Recording and playing back audio and using sampled instruments means your hard drives are constantly accessing big chunks of data. Here are ten points to make sure you're doing it with maximum efficiency.
Always use a dedicated audio drive with your DAW
Never put audio on your system drive. Most DAWs need to access the system drive while working and if the same drive is trying to access audio at the same time you'll soon get bottlenecks and 'disk too slow' messages. All that audio accessing can also wear out the drive faster, which is never good if it's also your system drive.
Have at least one drive dedicated to your sample libraries
If you have lots of samples and often run drums, strings and pianos at the same time, it might be worth splitting them over multiple drives. As is the same with audio, it prevents bottlenecks and means your drives will be safer for longer.
Use faster hard drives
As a rule use a disk with a minimum rotational speed of 7200rpm for both audio and samples.
The drive interface makes a big difference
Internal SATA 3.0 can run at 600MB/s as opposed to USB 2.0, which only gives you 47.6MB/s. If your interface isn't fast enough it will slow down your drive. Internal SATA drives, external FireWire 800 and eSATA work best.

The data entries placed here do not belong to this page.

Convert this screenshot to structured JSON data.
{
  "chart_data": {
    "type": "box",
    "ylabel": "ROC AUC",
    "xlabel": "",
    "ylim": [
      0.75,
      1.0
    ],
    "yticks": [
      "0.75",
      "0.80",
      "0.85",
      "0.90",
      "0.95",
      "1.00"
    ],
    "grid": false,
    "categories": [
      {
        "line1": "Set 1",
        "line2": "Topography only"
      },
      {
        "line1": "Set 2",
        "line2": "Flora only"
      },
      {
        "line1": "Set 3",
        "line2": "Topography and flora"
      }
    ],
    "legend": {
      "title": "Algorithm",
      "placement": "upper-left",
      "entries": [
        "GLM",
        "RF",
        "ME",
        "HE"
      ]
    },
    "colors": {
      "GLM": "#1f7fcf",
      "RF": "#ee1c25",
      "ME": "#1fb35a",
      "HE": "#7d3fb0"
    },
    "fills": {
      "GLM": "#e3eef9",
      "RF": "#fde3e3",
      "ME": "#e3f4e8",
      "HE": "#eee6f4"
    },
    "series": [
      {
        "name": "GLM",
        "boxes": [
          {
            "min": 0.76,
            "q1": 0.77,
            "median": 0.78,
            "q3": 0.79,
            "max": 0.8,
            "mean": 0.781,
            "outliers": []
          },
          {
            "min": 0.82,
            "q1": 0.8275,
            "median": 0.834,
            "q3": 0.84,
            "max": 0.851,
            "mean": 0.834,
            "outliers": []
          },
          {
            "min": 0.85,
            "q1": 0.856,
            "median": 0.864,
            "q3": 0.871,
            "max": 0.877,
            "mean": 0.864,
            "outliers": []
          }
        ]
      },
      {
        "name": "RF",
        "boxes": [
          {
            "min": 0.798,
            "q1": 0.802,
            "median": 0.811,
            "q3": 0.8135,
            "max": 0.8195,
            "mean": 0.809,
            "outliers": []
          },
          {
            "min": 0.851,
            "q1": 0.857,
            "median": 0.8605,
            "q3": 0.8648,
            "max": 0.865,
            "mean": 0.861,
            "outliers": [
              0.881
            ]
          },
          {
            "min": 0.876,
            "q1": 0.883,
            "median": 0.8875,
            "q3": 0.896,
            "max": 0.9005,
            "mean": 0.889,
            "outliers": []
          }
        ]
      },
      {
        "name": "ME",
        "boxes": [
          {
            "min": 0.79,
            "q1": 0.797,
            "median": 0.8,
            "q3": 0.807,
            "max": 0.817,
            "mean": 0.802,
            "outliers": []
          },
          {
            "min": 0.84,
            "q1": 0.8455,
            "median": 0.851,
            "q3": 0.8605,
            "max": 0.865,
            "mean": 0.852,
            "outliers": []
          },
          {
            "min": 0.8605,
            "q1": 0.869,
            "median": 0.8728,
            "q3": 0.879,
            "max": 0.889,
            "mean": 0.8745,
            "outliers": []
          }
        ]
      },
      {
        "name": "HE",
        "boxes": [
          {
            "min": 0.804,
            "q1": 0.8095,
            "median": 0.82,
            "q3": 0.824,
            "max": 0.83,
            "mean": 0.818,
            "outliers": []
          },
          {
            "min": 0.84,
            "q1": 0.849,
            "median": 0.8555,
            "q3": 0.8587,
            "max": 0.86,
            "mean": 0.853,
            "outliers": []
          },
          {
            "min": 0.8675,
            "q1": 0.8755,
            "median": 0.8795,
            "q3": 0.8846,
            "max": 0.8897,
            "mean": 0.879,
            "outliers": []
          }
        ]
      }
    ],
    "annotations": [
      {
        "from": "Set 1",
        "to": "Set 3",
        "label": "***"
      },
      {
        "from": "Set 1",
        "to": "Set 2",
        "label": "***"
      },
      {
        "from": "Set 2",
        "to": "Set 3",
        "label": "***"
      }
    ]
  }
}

Use sensible and logical file structures for your samples wherever possible
If you collect samples from lots of sources make sure you have a folder and subfolder structure that you stick to. It means you can find things easily when you want them and so can your computer.
Run a defrag program
Disk fragmentation (when files get split into bits because there is not enough contiguous space to store them as complete units) makes your disk run slower as the read head has to bounce back and forth looking for all the bits. Run a defrag program like Windows Disk Defragmenter. It allows you to analyse a disk, defrag it if necessary or set an automated schedule to do it. Work on a Mac? OS X does a great job of keeping itself in check.
Run 64-bit and get more RAM
Even with super-fast disks and bus speeds nothing makes life easier than having as much RAM as you can afford. Everything runs a bit better and you aren't forcing your disks to work overtime. And then...
Sort out your bloated sampler instruments
We know it sounds daft but we all do it. Everybody has favourite 'go to' patches but often we only want one or two elements. Take the time to make your own slimmed- down versions and just think of all that RAM and load time you'll save.
Consolidate your audio edits
If you have loads of edited audio tracks you can end up with thousands of audio regions, particularly when editing multi-tracked drums. This is a bit like fragmenting your disk as the DAW reads the file back and forth moving those edit sections around, not to mention computing all those crossfades. If you're happy with the edits, consolidate the tracks.
Back up, back up, back up
Make sure you regularly back up of all your drives.If you're using internal drives get yourself an external caddy that takes SATA drives. They connect either by USB 2.0 or eSATA (if you have a port fitted). Find incremental backup software that you like and run it regularly (a good professional standard is daily for audio drives and weekly for sample drives). Then, if one of those hard working drives does give up the ghost, just pop the backup in its place. Lovely.